Versus Mode: RIFT vs. Neverwinter (Combat Systems)
Practically every MMO has conflict at its core, so the combat system is a defining characteristic.
RIFT and Neverwinter approach this from radically different angles, giving the new player a crucial choice which really does depend what kind of game experience you're after.
The Classic MMO Style
RIFT favours the traditional tab-targeting hotkey approach which will be like a comfortable old chair for MMO veterans. During the course of the RIFT tutorial, the player character is drip-fed new abilities which can be added to the hotkey toolbar, each one activated by pressing the corresponding number key.
It doesn't take long to work out the most efficient combination of combat abilities: press TAB or left-click to select whichever bad guy you like the least, then activate your opening attack (probably a ranged one to lure your victim away from his friends), wait for the cooldown period to expire, then fire off the next one.

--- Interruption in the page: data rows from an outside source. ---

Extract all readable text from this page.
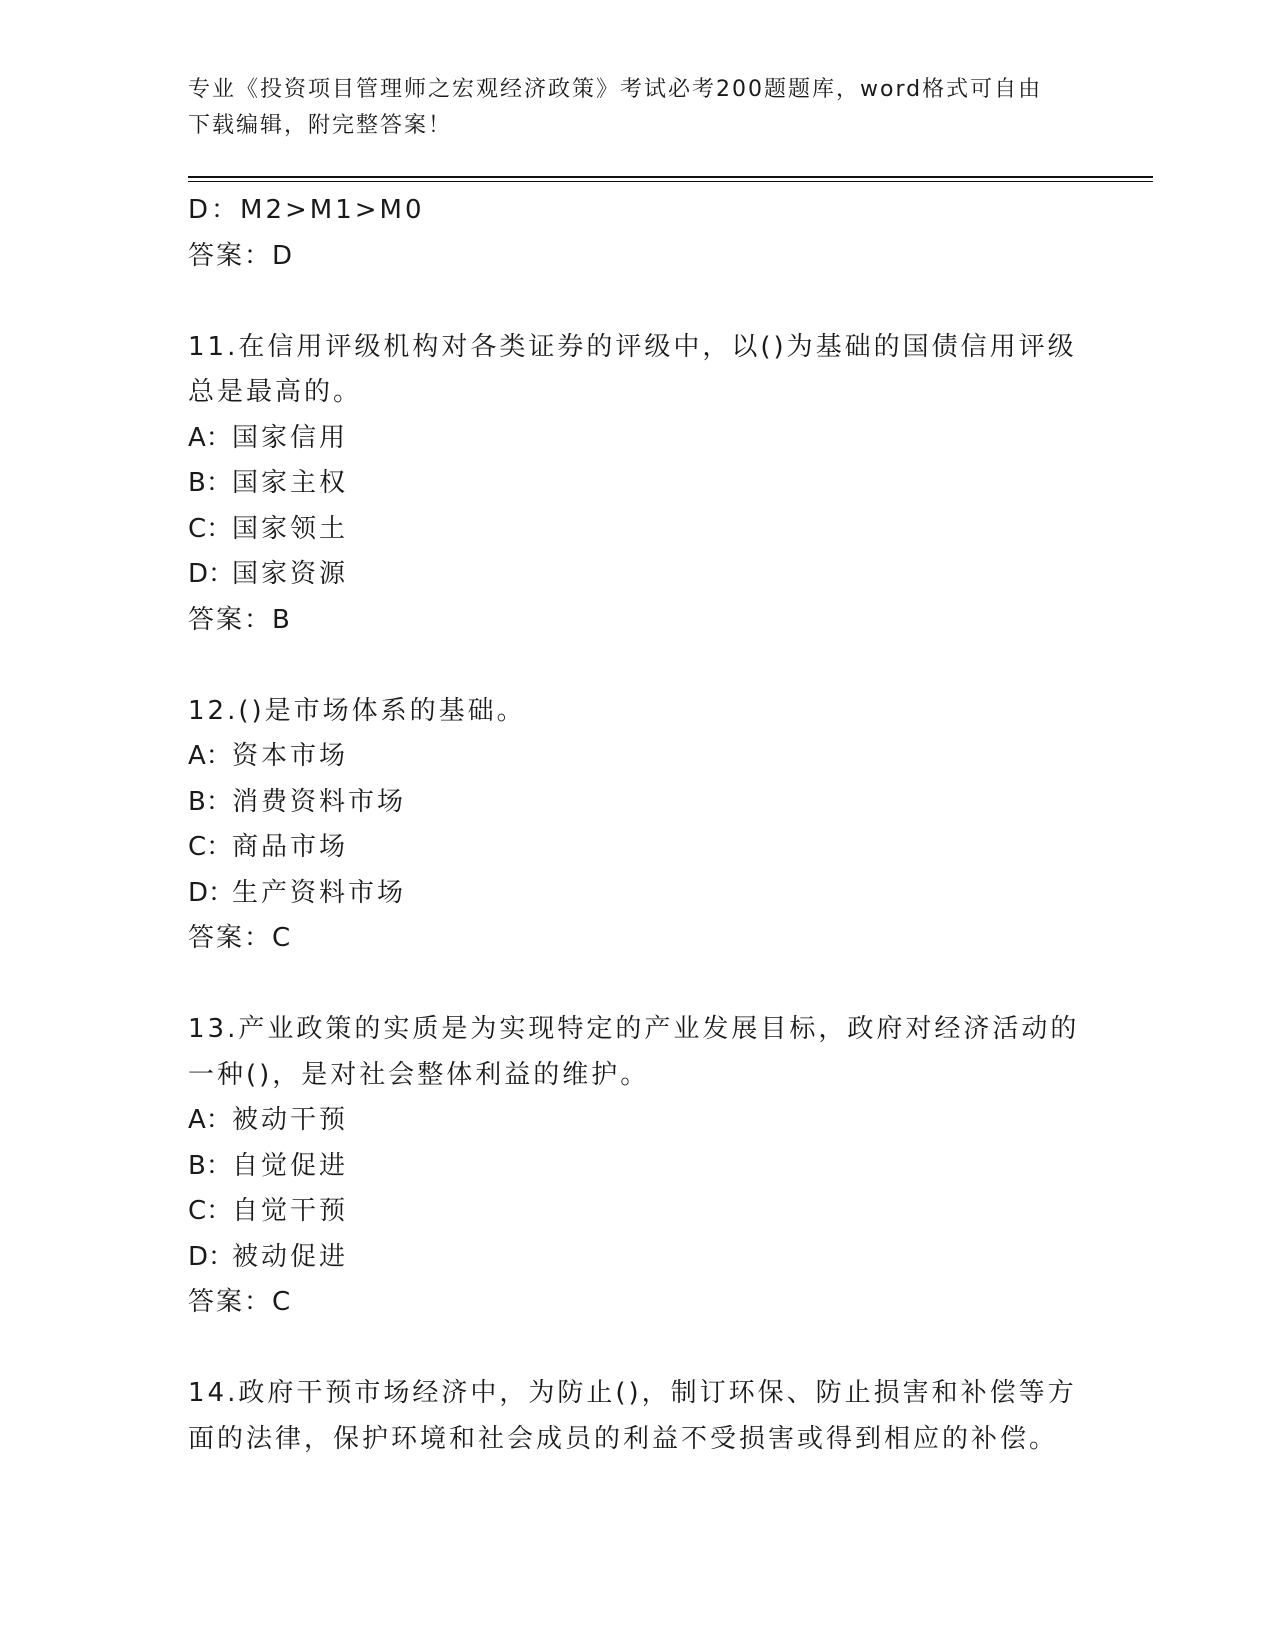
专业《投资项目管理师之宏观经济政策》考试必考200题题库，word格式可自由
下载编辑，附完整答案！
D：M2>M1>M0
答案：D
11.在信用评级机构对各类证券的评级中，以()为基础的国债信用评级
总是最高的。
A：国家信用
B：国家主权
C：国家领土
D：国家资源
答案：B
12.()是市场体系的基础。
A：资本市场
B：消费资料市场
C：商品市场
D：生产资料市场
答案：C
13.产业政策的实质是为实现特定的产业发展目标，政府对经济活动的
一种()，是对社会整体利益的维护。
A：被动干预
B：自觉促进
C：自觉干预
D：被动促进
答案：C
14.政府干预市场经济中，为防止()，制订环保、防止损害和补偿等方
面的法律，保护环境和社会成员的利益不受损害或得到相应的补偿。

It's functional, familiar and gets the job done. No doubt as more options become available, players will be able to tailor their attack combinations to suit. The downside is that it feels detached and uninspired. For the most part, you simply stand toe-to-toe with the opponent, rooted to the spot as you exchange attacks. The animations often fail to connect even though the hitpoints are deducted, like the combatants are performing some bizarre psychic kata.
Neverwinter delivers a far more visceral, connected combat experience and is the reason why the initially frustrating fixed third-person perspective is required. Positioning and facing is vital to the system and you need to be on your toes.
Not long into the tutorial, and having already been introduced to two moves bound to the left and right mouse buttons, my third combat move--lunging strike--is a very satisfying charge which sends my opponent flying. By the time I've met up with the irritating Private Wilfred again outside a castle gate, I've got a number of moves at my disposal, including dodges and blocks, all bound to keys around the W,A,S and D direction keys for immediate and fluid access.
As we fight through the final combat sequence across Dragon bridge, situational awareness is required to avoid various area of effect attacks (denoted by red shapes on the ground) and which encourage some bobbing and weaving, making melee as much about positioning and tactics as exchanging attacks. I feel as though I have to work for my victories, rather than simply exchanging DPS.
Fight for the Right
Under the hood, both RIFT and Neverwinter are delivering similar mechanics--an assortment of tools to remove hitpoints from the enemy--but Neverwinter adds a layer of immediacy and mobility which adds a thrill.
Of course, this doesn't necessarily mean it's better; for some, the more sedate system RIFT favours allows exploration and combat to be undertaken via the mouse with a hot beverage/pizza slice in the other hand.
But there's no getting away from the fact that Neverwinter's combat feels a lot more like combat.